AB-QTL analysis of 67 BC3-DH lines of Brenda × HS584 revealed that wild barley is a potential source of favourable alleles for both yield and seed quality traits under terminal drought stress. Although, in general, introgression of the exotic segments into the cultivated background caused poor yield performance of the resulting DHs, identification of drought-specific yield QTL (qYLD3.1) and control-specific TGW QTL (qTGW3.1 and qTGW3.2) from HS584 illustrates the potential of wild barley for improving the drought tolerance of cultivated barley. In addition, identification of novel QTL for seed morphological traits such as seed breadth, length and shape, which had been addressed least in the past, could be an important asset for studying these traits in the future. Most of the traits for seed morphology were co-located; the presence of few independent QTL for seed shape indicates that seed shape in barley can be altered independently of either seed length or seed breadth. Similarly, identification of some of the independent QTL detected for starch amount per seed that did not co-locate with seed nitrogen content indicates that the general negative correlation observed between these two traits can be altered if candidate genes underlying these specific QTL are detected through fine mapping.

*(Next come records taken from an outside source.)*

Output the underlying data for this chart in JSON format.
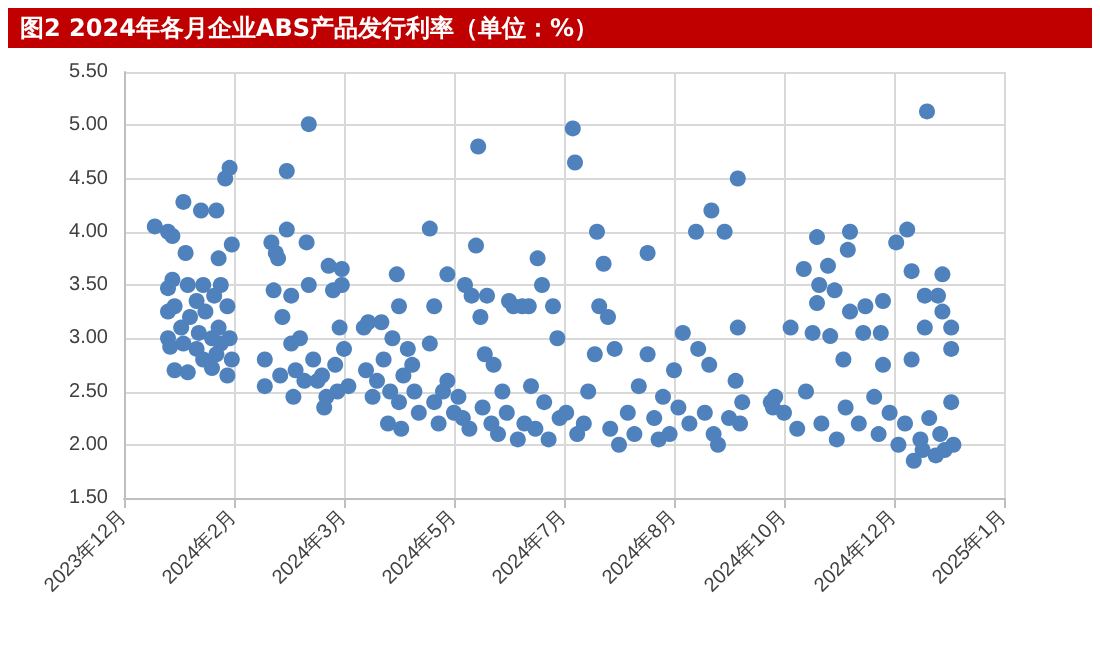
{
  "chart_data": {
    "type": "scatter",
    "title": "图2  2024年各月企业ABS产品发行利率（单位：%）",
    "color": "#4f81bd",
    "marker": "circle",
    "grid": true,
    "xlim": [
      "2023-12-20",
      "2025-01-23"
    ],
    "xticks": [
      {
        "value": "2023-12-20",
        "label": "2023年12月"
      },
      {
        "value": "2024-02-08",
        "label": "2024年2月"
      },
      {
        "value": "2024-03-29",
        "label": "2024年3月"
      },
      {
        "value": "2024-05-18",
        "label": "2024年5月"
      },
      {
        "value": "2024-07-07",
        "label": "2024年7月"
      },
      {
        "value": "2024-08-26",
        "label": "2024年8月"
      },
      {
        "value": "2024-10-15",
        "label": "2024年10月"
      },
      {
        "value": "2024-12-04",
        "label": "2024年12月"
      },
      {
        "value": "2025-01-23",
        "label": "2025年1月"
      }
    ],
    "ylim": [
      1.5,
      5.5
    ],
    "yticks": [
      {
        "value": 1.5,
        "label": "1.50"
      },
      {
        "value": 2,
        "label": "2.00"
      },
      {
        "value": 2.5,
        "label": "2.50"
      },
      {
        "value": 3,
        "label": "3.00"
      },
      {
        "value": 3.5,
        "label": "3.50"
      },
      {
        "value": 4,
        "label": "4.00"
      },
      {
        "value": 4.5,
        "label": "4.50"
      },
      {
        "value": 5,
        "label": "5.00"
      },
      {
        "value": 5.5,
        "label": "5.50"
      }
    ],
    "x": [
      "2024-01-03",
      "2024-01-09",
      "2024-01-11",
      "2024-01-16",
      "2024-01-24",
      "2024-01-31",
      "2024-02-04",
      "2024-02-06",
      "2024-01-17",
      "2024-02-01",
      "2024-02-07",
      "2024-01-11",
      "2024-01-09",
      "2024-01-18",
      "2024-01-25",
      "2024-02-02",
      "2024-01-09",
      "2024-01-09",
      "2024-01-10",
      "2024-01-12",
      "2024-01-12",
      "2024-01-15",
      "2024-01-16",
      "2024-01-18",
      "2024-01-19",
      "2024-01-22",
      "2024-01-22",
      "2024-01-23",
      "2024-01-25",
      "2024-01-26",
      "2024-01-29",
      "2024-01-29",
      "2024-01-30",
      "2024-01-31",
      "2024-02-01",
      "2024-02-02",
      "2024-02-05",
      "2024-02-05",
      "2024-02-06",
      "2024-02-07",
      "2024-02-22",
      "2024-02-22",
      "2024-02-25",
      "2024-02-26",
      "2024-02-27",
      "2024-02-28",
      "2024-03-01",
      "2024-03-03",
      "2024-03-03",
      "2024-03-05",
      "2024-03-05",
      "2024-03-06",
      "2024-03-09",
      "2024-03-12",
      "2024-03-13",
      "2024-03-13",
      "2024-03-17",
      "2024-03-20",
      "2024-03-22",
      "2024-03-24",
      "2024-03-28",
      "2024-03-28",
      "2024-03-26",
      "2024-03-29",
      "2024-03-31",
      "2024-03-07",
      "2024-03-11",
      "2024-03-15",
      "2024-03-19",
      "2024-03-25",
      "2024-02-29",
      "2024-03-27",
      "2024-03-21",
      "2024-04-07",
      "2024-04-09",
      "2024-04-13",
      "2024-04-15",
      "2024-04-18",
      "2024-04-20",
      "2024-04-22",
      "2024-04-23",
      "2024-04-23",
      "2024-04-24",
      "2024-04-27",
      "2024-04-30",
      "2024-05-02",
      "2024-04-08",
      "2024-04-11",
      "2024-04-16",
      "2024-04-19",
      "2024-04-25",
      "2024-04-29",
      "2024-05-07",
      "2024-05-07",
      "2024-05-09",
      "2024-05-09",
      "2024-05-11",
      "2024-05-15",
      "2024-05-15",
      "2024-05-18",
      "2024-05-13",
      "2024-05-20",
      "2024-05-23",
      "2024-05-26",
      "2024-05-28",
      "2024-05-29",
      "2024-05-30",
      "2024-06-01",
      "2024-06-02",
      "2024-06-05",
      "2024-06-07",
      "2024-06-12",
      "2024-06-14",
      "2024-06-16",
      "2024-06-18",
      "2024-06-21",
      "2024-06-25",
      "2024-06-27",
      "2024-06-30",
      "2024-07-02",
      "2024-07-04",
      "2024-05-22",
      "2024-05-25",
      "2024-05-31",
      "2024-06-04",
      "2024-06-09",
      "2024-06-11",
      "2024-06-19",
      "2024-06-22",
      "2024-06-24",
      "2024-06-28",
      "2024-07-05",
      "2024-07-11",
      "2024-07-12",
      "2024-07-13",
      "2024-07-21",
      "2024-07-22",
      "2024-07-23",
      "2024-07-25",
      "2024-07-27",
      "2024-07-30",
      "2024-08-01",
      "2024-08-14",
      "2024-08-14",
      "2024-08-19",
      "2024-08-21",
      "2024-08-26",
      "2024-08-30",
      "2024-09-05",
      "2024-09-06",
      "2024-09-11",
      "2024-09-12",
      "2024-09-15",
      "2024-09-18",
      "2024-09-24",
      "2024-09-24",
      "2024-09-26",
      "2024-07-08",
      "2024-07-16",
      "2024-07-18",
      "2024-07-28",
      "2024-08-05",
      "2024-08-08",
      "2024-08-10",
      "2024-08-17",
      "2024-08-24",
      "2024-08-28",
      "2024-09-02",
      "2024-09-09",
      "2024-09-13",
      "2024-09-20",
      "2024-09-23",
      "2024-09-25",
      "2024-10-09",
      "2024-10-10",
      "2024-10-11",
      "2024-10-18",
      "2024-10-24",
      "2024-10-28",
      "2024-10-30",
      "2024-10-30",
      "2024-10-31",
      "2024-11-04",
      "2024-11-05",
      "2024-11-07",
      "2024-11-11",
      "2024-11-13",
      "2024-11-14",
      "2024-11-14",
      "2024-11-20",
      "2024-11-21",
      "2024-11-28",
      "2024-11-29",
      "2024-11-29",
      "2024-12-05",
      "2024-12-10",
      "2024-12-12",
      "2024-12-12",
      "2024-12-18",
      "2024-12-18",
      "2024-12-19",
      "2024-12-24",
      "2024-12-26",
      "2024-12-26",
      "2024-12-30",
      "2024-12-30",
      "2024-10-15",
      "2024-10-21",
      "2024-10-25",
      "2024-11-01",
      "2024-11-08",
      "2024-11-12",
      "2024-11-18",
      "2024-11-25",
      "2024-11-27",
      "2024-12-02",
      "2024-12-06",
      "2024-12-09",
      "2024-12-13",
      "2024-12-16",
      "2024-12-17",
      "2024-12-20",
      "2024-12-23",
      "2024-12-25",
      "2024-12-27",
      "2024-12-30",
      "2024-12-31"
    ],
    "values": [
      4.05,
      4.0,
      3.96,
      4.28,
      4.2,
      4.2,
      4.5,
      4.6,
      3.8,
      3.75,
      3.88,
      3.55,
      3.47,
      3.5,
      3.5,
      3.5,
      3.25,
      3.0,
      2.92,
      3.3,
      2.7,
      3.1,
      2.95,
      2.68,
      3.2,
      3.35,
      2.9,
      3.05,
      2.8,
      3.25,
      3.0,
      2.72,
      3.4,
      2.85,
      3.1,
      2.95,
      2.65,
      3.3,
      3.0,
      2.8,
      2.8,
      2.55,
      3.9,
      3.45,
      3.8,
      3.75,
      3.2,
      4.57,
      4.02,
      3.4,
      2.95,
      2.45,
      3.0,
      3.9,
      5.01,
      3.5,
      2.6,
      2.35,
      3.68,
      3.45,
      3.65,
      3.5,
      2.5,
      2.9,
      2.55,
      2.7,
      2.6,
      2.8,
      2.65,
      2.75,
      2.65,
      3.1,
      2.45,
      3.1,
      3.15,
      2.6,
      3.15,
      2.2,
      3.0,
      3.6,
      2.4,
      3.3,
      2.15,
      2.9,
      2.5,
      2.3,
      2.7,
      2.45,
      2.8,
      2.5,
      2.65,
      2.75,
      4.03,
      2.95,
      3.3,
      2.4,
      2.2,
      3.6,
      2.6,
      2.3,
      2.5,
      2.45,
      3.5,
      3.4,
      3.87,
      4.8,
      3.2,
      2.85,
      3.4,
      2.75,
      2.1,
      3.35,
      3.3,
      2.05,
      3.3,
      3.3,
      3.75,
      3.5,
      2.05,
      3.3,
      3.0,
      2.25,
      2.15,
      2.35,
      2.2,
      2.5,
      2.3,
      2.2,
      2.55,
      2.15,
      2.4,
      2.25,
      4.97,
      4.65,
      2.1,
      2.85,
      4.0,
      3.3,
      3.7,
      3.2,
      2.9,
      2.0,
      3.8,
      2.85,
      2.05,
      2.45,
      2.7,
      3.05,
      4.0,
      2.9,
      2.75,
      4.2,
      2.0,
      4.0,
      4.5,
      3.1,
      2.4,
      2.3,
      2.2,
      2.5,
      2.15,
      2.3,
      2.1,
      2.55,
      2.25,
      2.1,
      2.35,
      2.2,
      2.3,
      2.1,
      2.25,
      2.6,
      2.2,
      2.4,
      2.35,
      2.45,
      3.1,
      3.65,
      3.05,
      3.95,
      3.33,
      3.5,
      3.68,
      3.02,
      3.45,
      2.8,
      3.83,
      4.0,
      3.25,
      3.05,
      3.3,
      3.05,
      3.35,
      2.75,
      3.9,
      4.02,
      3.63,
      2.8,
      3.4,
      3.1,
      5.13,
      3.4,
      3.6,
      3.25,
      3.1,
      2.9,
      2.3,
      2.15,
      2.5,
      2.2,
      2.05,
      2.35,
      2.2,
      2.45,
      2.1,
      2.3,
      2.0,
      2.2,
      1.85,
      2.05,
      1.95,
      2.25,
      1.9,
      2.1,
      1.95,
      2.4,
      2.0
    ]
  }
}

Co-location of the drought tolerance indices of yield and TGW with their corresponding traits under control conditions indicates that breeding for terminal drought tolerance for yield in barley could primarily be targeted towards identification of a genotype with higher yield potential under optimal conditions. In addition, the candidate genes discussed could be interesting targets for further elucidation of the mechanisms of terminal drought tolerance in barley, in particular to enhance starch accumulation for improving the grain quality for malting.